Thursday, February 14, 2013

Time Management -Part One, the Chore Chart

I've been playing around lately with different ideas for time management. It took me until I was very nearly 30 years old to be any good at managing my own time, much less the time of five children ages 9 months to 9 years. I'll be honest. In the past I have been pretty hit-or-miss with charts. I'm not always good at remembering to update them, but I decided to give it a try, now that I have some children old enough to keep me honest. So, as I always do when I need ideas, I combed Pinterest and Google until I found a few systems I could meld together to make something workable for us. This is our Communication Station, with the chore/reward chart below and note boards above.

I found these chore cards on the Confessions of a Homeschooler blog. Her chore system, by the way, is pretty awesome, but I wanted to work in some stuff that we had been doing for a long time (dividing the house into zones and a few other things) and I didn't think I was going to find a pocket chart that would meet my needs. Instead I decided to use these book rings, dividing tasks (chores, school work, self care and prayer time) into Morning Activities and Afternoon/Evening Activities.

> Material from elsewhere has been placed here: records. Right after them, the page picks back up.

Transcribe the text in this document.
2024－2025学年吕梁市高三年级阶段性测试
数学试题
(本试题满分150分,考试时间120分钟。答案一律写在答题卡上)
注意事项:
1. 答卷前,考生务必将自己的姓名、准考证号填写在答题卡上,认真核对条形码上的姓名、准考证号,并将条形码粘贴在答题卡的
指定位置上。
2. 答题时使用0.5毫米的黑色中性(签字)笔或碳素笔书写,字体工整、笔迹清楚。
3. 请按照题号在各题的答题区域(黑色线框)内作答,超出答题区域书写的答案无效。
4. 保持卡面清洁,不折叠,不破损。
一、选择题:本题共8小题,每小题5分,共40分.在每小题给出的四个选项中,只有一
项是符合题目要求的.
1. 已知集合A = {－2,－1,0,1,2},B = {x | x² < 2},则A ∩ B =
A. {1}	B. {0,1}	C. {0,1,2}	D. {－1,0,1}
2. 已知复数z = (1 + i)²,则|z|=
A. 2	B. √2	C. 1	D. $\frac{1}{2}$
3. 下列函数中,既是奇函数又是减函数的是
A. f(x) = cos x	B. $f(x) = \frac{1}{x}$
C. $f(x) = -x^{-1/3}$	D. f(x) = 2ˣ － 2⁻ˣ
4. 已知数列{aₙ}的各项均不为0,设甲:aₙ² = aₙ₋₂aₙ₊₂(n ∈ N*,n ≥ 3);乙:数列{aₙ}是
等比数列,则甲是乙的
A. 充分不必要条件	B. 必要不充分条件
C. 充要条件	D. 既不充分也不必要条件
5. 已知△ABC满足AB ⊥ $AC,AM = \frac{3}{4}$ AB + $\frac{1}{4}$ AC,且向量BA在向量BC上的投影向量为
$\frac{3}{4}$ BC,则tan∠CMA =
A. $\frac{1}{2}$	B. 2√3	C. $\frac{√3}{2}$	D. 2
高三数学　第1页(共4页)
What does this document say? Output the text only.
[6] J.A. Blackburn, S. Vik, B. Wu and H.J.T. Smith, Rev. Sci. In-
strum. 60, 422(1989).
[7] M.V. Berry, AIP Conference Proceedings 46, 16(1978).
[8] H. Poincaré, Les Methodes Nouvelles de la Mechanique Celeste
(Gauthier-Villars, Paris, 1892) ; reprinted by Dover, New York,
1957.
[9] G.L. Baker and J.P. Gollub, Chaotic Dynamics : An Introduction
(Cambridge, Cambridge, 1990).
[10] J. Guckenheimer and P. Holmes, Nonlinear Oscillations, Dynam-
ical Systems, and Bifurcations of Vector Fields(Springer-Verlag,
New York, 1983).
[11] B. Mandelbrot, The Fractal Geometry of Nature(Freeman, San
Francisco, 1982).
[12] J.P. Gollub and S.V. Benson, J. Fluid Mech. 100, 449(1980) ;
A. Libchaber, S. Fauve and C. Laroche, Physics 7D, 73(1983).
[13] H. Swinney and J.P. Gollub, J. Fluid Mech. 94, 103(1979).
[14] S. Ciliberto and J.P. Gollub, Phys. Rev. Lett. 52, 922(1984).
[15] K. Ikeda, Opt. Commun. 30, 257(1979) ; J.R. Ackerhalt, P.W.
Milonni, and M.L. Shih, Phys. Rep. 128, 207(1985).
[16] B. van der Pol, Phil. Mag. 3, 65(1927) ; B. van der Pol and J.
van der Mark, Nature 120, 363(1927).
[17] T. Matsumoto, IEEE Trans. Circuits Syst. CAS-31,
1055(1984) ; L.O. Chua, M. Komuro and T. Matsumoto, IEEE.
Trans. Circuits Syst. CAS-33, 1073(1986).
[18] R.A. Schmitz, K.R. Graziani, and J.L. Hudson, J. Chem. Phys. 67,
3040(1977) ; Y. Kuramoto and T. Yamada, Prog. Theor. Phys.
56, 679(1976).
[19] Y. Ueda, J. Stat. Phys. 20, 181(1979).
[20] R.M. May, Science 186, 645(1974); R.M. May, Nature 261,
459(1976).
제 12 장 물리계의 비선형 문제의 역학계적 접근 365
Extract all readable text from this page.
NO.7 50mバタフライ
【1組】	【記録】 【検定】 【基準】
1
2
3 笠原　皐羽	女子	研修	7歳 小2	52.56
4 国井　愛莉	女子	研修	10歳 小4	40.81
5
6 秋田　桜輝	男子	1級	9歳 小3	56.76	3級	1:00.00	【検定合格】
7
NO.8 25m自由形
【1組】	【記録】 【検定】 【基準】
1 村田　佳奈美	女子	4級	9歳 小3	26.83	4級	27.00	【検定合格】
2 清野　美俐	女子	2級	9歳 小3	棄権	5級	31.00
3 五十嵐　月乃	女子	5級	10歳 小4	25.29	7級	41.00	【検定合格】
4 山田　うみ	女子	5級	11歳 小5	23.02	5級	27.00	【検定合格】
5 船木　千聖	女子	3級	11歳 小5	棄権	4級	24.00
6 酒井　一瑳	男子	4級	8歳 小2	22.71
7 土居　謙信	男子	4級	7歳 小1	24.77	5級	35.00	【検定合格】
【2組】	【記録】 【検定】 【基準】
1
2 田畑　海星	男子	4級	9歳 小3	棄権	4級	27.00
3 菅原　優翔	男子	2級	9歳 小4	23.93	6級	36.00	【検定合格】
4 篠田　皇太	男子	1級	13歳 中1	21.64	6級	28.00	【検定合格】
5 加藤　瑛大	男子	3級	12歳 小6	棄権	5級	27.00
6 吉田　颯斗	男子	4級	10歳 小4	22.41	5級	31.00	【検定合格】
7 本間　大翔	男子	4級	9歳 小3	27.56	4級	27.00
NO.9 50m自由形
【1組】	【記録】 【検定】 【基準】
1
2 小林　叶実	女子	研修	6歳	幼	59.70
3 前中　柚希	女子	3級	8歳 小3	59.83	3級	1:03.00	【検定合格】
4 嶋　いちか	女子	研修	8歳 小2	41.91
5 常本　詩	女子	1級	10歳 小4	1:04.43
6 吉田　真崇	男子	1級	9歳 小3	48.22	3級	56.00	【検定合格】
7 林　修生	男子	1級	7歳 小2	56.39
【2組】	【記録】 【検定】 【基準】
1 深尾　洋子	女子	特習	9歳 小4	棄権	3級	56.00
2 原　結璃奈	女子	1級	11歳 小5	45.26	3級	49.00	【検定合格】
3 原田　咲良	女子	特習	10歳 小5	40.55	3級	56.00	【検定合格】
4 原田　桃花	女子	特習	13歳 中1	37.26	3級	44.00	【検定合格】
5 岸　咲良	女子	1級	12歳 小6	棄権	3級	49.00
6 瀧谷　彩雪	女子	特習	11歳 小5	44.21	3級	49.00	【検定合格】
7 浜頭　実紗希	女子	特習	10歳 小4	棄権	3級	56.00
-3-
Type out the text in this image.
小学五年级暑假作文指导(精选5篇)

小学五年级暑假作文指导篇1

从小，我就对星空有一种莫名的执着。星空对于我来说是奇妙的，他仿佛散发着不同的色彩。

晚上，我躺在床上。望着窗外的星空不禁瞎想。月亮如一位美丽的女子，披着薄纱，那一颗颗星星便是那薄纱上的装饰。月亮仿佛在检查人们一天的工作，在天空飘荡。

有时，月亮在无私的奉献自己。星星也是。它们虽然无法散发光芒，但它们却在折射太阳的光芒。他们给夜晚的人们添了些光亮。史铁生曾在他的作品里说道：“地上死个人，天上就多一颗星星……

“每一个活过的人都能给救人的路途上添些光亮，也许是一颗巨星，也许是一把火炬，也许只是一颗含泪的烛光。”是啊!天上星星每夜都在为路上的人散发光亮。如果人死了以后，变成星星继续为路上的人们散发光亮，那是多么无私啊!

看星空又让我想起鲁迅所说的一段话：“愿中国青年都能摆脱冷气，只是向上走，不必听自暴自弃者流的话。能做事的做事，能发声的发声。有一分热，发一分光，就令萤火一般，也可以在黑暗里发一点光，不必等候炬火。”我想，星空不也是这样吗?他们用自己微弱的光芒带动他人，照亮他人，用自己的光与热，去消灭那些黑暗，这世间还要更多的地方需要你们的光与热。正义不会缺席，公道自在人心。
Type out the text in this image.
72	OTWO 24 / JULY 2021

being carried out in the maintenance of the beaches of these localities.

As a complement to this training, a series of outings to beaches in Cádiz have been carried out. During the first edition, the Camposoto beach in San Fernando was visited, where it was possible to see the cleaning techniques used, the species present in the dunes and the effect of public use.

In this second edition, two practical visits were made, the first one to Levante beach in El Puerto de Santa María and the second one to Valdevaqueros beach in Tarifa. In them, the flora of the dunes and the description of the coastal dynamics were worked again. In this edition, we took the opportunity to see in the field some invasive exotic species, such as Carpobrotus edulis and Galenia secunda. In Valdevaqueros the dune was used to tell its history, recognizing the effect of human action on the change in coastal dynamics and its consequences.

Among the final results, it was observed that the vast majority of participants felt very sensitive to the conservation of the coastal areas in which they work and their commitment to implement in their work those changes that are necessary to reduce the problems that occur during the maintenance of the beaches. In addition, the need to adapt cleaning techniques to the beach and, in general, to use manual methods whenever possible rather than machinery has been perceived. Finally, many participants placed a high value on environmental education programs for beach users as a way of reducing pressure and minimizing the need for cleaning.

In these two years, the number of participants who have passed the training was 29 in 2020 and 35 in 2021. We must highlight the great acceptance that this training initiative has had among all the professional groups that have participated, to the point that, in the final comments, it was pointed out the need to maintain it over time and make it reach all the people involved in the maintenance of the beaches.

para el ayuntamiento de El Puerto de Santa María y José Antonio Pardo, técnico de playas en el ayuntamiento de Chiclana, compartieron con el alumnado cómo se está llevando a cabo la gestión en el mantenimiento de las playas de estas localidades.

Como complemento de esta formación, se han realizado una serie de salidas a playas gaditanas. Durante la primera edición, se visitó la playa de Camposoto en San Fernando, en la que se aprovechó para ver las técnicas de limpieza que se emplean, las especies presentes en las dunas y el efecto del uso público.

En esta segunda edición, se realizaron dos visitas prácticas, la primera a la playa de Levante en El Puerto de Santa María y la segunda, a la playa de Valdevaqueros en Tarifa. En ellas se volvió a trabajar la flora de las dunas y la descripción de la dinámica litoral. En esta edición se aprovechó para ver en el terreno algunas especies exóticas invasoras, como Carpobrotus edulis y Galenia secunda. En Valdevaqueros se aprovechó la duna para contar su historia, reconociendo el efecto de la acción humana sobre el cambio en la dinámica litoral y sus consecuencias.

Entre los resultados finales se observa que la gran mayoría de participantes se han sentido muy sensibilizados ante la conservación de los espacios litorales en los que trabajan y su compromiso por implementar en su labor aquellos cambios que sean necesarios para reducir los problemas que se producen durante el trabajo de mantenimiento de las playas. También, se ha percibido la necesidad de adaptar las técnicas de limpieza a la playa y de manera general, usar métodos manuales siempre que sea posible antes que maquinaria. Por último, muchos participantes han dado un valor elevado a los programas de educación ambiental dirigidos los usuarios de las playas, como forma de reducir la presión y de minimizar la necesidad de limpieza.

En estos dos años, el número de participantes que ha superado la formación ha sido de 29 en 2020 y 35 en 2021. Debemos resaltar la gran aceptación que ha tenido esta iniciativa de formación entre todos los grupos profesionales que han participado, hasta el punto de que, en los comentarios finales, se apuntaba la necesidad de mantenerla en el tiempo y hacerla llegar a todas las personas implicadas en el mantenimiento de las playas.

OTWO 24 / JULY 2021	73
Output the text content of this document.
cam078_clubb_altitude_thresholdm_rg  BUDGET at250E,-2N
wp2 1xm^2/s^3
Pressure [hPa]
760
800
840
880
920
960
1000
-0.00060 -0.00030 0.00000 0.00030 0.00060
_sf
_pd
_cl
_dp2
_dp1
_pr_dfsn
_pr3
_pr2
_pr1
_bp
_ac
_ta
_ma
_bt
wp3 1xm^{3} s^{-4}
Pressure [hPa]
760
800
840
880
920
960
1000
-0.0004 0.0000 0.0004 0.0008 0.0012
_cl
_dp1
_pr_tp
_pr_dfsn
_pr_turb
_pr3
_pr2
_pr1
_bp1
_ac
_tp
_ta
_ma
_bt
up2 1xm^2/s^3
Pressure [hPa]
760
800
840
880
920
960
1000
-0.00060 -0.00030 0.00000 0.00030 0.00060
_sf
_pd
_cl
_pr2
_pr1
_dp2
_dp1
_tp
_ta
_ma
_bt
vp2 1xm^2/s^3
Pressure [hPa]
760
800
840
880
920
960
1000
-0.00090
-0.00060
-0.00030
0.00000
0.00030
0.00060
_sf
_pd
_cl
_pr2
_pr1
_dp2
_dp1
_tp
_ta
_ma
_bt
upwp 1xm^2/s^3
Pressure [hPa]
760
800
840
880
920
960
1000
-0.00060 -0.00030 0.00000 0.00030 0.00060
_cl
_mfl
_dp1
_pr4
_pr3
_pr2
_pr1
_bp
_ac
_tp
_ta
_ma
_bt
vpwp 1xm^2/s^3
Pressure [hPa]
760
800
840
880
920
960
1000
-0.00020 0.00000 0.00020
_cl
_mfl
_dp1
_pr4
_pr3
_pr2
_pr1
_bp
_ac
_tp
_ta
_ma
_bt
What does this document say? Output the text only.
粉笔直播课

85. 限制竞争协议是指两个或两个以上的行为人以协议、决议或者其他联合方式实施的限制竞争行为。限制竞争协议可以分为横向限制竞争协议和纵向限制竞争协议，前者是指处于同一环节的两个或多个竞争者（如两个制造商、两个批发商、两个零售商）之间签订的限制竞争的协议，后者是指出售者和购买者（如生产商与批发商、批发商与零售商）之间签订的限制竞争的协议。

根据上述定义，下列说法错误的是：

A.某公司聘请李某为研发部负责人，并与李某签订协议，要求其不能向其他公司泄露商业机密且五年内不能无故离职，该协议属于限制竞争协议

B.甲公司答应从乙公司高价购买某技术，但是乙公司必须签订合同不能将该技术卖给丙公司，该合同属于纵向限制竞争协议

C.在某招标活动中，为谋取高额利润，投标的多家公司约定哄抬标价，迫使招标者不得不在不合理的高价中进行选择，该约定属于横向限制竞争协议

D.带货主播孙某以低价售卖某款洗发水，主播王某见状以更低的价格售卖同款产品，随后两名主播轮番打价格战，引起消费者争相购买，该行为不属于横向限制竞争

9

Each kid is assigned a colour. These are James' chore cards. I like to start toddlers and early preschoolers out with self-care chores, moving, as they get older, into care-of-my-own-stuff chores, then care-of-family-stuff chores and finally, care-of-others chores. James has to get dressed, brush his teeth, make his bed and read a book with mom in the morning. In the afternoon he does a school activity and helps to set and clear the table. The girls' schedule is more variable, but it always begins with self-care, bed making, Zone chores (they trade kitchen/dining room and living room/family room weekly), followed by school work of some sort. They wear the book ring on a string around their neck to prevent them from getting lost.

Daily, drama-free completion of tasks on the list earn them a ticket. Tickets can be cashed in at our once a week Movie Night. Admittance is 3 tickets, snacks are 1 ticket and drinks other than water are another. Movie Night is a much anticipated event.

Best Bee-havior awards (it is killing me to write that without a u, I just want you to know that), are awarded by a parent (or grandparent) when we feel they have gone above and beyond the call of duty. These are redeemable for bigger rewards, like money or a treat.

These are the bad-boys of the chore chart. My go-to disciplinary action is usually chores, but I am awful at coming up with chores for them to do on the spot that will actually be of use to me. Enter the IOU. This baby goes on the ring of older children who are in need of a disciplinary action. They entitle me to one chore of my choosing, performed when I actually need it done. This, I will tell you, is how I keep up with my laundry.

Overall, the system works pretty well. The kids like using it, so it actually gets used, and I am comfortable with this reward system as not being overly bribe-y, if that is a word, which it probably isn't.